Leon (6) blättert in seinem Wilhelm-Tell-Malbüchlein. Erst am Mittwochmorgen zeichnete er zusammen mit seinem Zwillingsbruder Mauro († 6) noch an einem Bild. Drei Stunden lang malten die beiden – die Brüder waren unzertrennlich. Jetzt ist Mauro tot.
Vorgestern ist er in Ennetbürgen NW ums Leben gekommen. Er wurde auf dem Trottoir überfahren. Das Unglück passiert am Mittwochnachmittag. Es sind Schulferien. Mauro und seine Geschwister begleiten Mutter Sylvia Küchler (43) zum Einkaufen ins Dorf. «Mauro freute sich auf das Fussballspielen mit seinem Bruder nach dem Einkaufen», sagt die Mutter. «Er hatte sein Kickboard dabei und fuhr langsam auf dem Trottoir vor uns her.»
Plötzlich kommt ein Citroën aus einer Quartiereinfahrt. «Die Autofahrerin muss Mauro auf dem Trottoir übersehen haben», sagt Sylvia Küchler. «Das Auto fuhr über Mauros Kopf. Ich schrie. Aber es war schon zu spät. Ich rannte der Autofahrerin winkend entgegen.» Erst auf der Hauptstrasse kommt das Auto zum Stehen. «Vermutlich hat sie nicht bemerkt, dass sie ein Kind überfahren hatte.

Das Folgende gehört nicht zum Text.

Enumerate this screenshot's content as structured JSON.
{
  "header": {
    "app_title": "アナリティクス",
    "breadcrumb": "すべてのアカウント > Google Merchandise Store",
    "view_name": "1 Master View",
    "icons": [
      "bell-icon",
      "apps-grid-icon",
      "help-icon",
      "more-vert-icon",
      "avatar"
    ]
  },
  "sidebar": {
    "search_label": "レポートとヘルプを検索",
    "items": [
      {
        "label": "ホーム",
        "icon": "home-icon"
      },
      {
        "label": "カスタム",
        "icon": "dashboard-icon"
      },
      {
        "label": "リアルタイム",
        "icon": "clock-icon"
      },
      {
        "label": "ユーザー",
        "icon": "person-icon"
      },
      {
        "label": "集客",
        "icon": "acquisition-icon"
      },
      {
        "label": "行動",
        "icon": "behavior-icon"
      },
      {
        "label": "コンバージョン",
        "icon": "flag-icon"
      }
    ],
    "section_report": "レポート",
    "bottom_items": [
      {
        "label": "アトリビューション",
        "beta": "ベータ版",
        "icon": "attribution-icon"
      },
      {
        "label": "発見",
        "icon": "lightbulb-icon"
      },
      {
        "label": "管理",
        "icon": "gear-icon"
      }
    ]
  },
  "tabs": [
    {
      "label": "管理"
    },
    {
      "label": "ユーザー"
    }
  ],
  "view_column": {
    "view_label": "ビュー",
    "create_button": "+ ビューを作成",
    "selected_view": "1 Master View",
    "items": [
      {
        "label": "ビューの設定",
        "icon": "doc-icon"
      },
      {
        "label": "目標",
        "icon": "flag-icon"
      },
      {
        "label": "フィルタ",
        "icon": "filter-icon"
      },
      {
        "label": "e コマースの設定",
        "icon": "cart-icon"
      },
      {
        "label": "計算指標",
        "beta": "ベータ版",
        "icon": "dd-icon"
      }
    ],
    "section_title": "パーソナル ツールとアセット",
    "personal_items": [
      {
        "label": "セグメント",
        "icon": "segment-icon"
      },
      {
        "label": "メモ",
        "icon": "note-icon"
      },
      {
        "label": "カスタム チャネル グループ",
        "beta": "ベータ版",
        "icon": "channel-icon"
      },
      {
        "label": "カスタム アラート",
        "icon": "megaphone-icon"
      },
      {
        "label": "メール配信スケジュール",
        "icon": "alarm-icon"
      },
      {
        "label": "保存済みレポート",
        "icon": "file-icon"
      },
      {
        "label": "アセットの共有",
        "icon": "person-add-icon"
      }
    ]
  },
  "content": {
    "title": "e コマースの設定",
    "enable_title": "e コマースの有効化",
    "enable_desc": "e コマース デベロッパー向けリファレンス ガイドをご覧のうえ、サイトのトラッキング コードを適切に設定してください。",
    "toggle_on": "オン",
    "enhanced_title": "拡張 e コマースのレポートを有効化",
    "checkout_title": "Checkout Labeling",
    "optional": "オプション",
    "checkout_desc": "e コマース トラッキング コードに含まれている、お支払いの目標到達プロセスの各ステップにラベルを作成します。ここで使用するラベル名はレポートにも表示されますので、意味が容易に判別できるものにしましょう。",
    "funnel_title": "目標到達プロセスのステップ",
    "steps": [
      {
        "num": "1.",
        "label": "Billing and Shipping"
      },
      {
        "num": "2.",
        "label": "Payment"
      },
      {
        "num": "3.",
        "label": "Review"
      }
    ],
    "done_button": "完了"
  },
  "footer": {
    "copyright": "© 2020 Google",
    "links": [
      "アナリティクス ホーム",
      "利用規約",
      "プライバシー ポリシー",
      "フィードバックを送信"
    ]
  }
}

Am Unfallort hiess es, sie dachte, sie sei über einen Ball gefahren», sagt Vater Theo Küchler (44).
Ärzte können nicht mehr helfen
Ein Rega-Helikopter landet. Doch die Ärzte können den Buben nicht retten. Mauros Mutter, Zwillingsbruder Leon und Schwesterchen Elena (2) müssen alles mitansehen. Mauro stirbt am Unfallort.
«Für alle Eltern, die ein Kind verlieren müssen, ist es schwer. Es ist ein Geschenk, ein gesundes Kind auf die Welt zu bringen, man schmiedet Pläne – und plötzlich zerplatzt alles», sagt Theo Küchler. «Wir würden gerne die Zeit zurückdrehen, wenn wir nur könnten.»
Trotzdem: Mauros Eltern machen der Autofahrerin keine Vorwürfe. «Das macht unseren Sohn auch nicht wieder lebendig», sagt Theo Küchler. «Fehler passieren leider. Glücklicherweise nicht immer mit diesen tragischen Folgen.»
Solche Unfallsituationen habe er schon unzählige Male analysiert, sagt Vater Theo Küchler. Er ist Geschäftsführer des Verkehrssicherheitszentrums in Seelisberg UR. «Ein solcher Unfall kann jedem passieren. Gerade innerorts im Dorf ist es deshalb wichtig, dass man vorsichtig fährt», sagt Mauros Vater. «Lieber zweimal mehr schauen als einmal zu wenig.»
Nach den Sommerferien wäre Mauro mit seinem Zwillingsbruder Leon in die erste Klasse gekommen. «Mauro ist eine Minute älter. Für Leon war er auch ein grosser Bruder, der ihn beschützt hat. Mauro war so vorsichtig und gewissenhaft. Er ist jetzt Leons Schutzengel», sagt Vater Theo. Zwillingsbruder Leon nickt.